From the above, we can see that of the three models tested (Random Forest, Boosted Trees, and Bagged Trees), that the boosted trees model performed the best.
Part B
Which predictors are most important in the optimal tree based model? Do either the biological processes or mechanical processes dominate the list? How do the top 10 important predictors compare to the top 10 predictors for linear models?
varImp(gbmTune, scale = FALSE)## gbm variable importance
##
## only 20 most important variables shown (out of 57)
##
## Overall
## ManufacturingProcess32 1047.53
## ManufacturingProcess09 343.85
## BiologicalMaterial12 259.74
## ManufacturingProcess13 237.51
## BiologicalMaterial03 210.57
## ManufacturingProcess17 173.17
## ManufacturingProcess31 164.43
## ManufacturingProcess06 148.38
## ManufacturingProcess05 115.43
## ManufacturingProcess20 112.89
## ManufacturingProcess15 103.82
## ManufacturingProcess28 102.40
## BiologicalMaterial09 96.61
## BiologicalMaterial05 89.47
## BiologicalMaterial08 88.89
## ManufacturingProcess39 85.41
## BiologicalMaterial06 81.59
## ManufacturingProcess04 75.26
## ManufacturingProcess01 75.09
## ManufacturingProcess11 73.99
The manufacturing features dominate the boosted trees feature importance rankings. This is in contrast to the linear models we evaluated previously, which had a much more even split.
Part C
Plot the optimal single tree with the distribution of yield in the terminals. Does this view of the data provide additional knowledge about the biological or process predictors and their relationship with yield?
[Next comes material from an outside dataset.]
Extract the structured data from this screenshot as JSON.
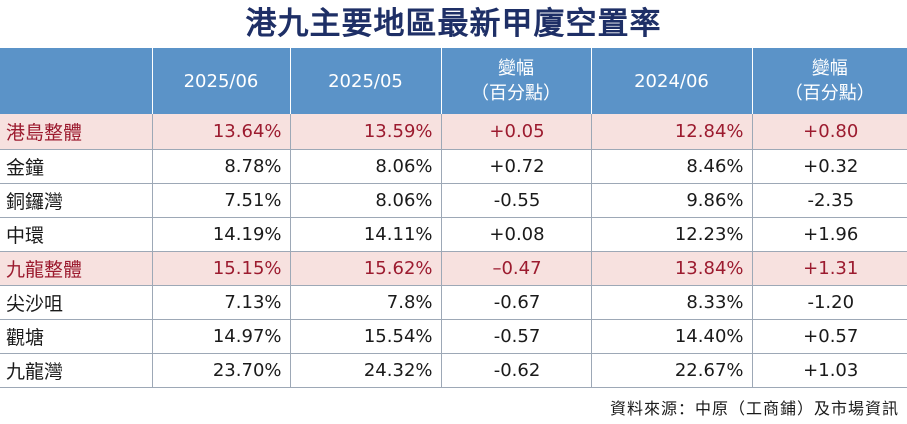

single_tree = rpart(Yield~., data=train_prep)plot(as.party(single_tree), ip_args = list(abbreviate = 4), gp = gpar(fontsize = 7))It is difficult to ascertain anything from the above view with respect to the relationship between mechanical and biological features to their yield. I can see that yield is typically higher when BM12 or BM06 are above -.66 and .66 respectively.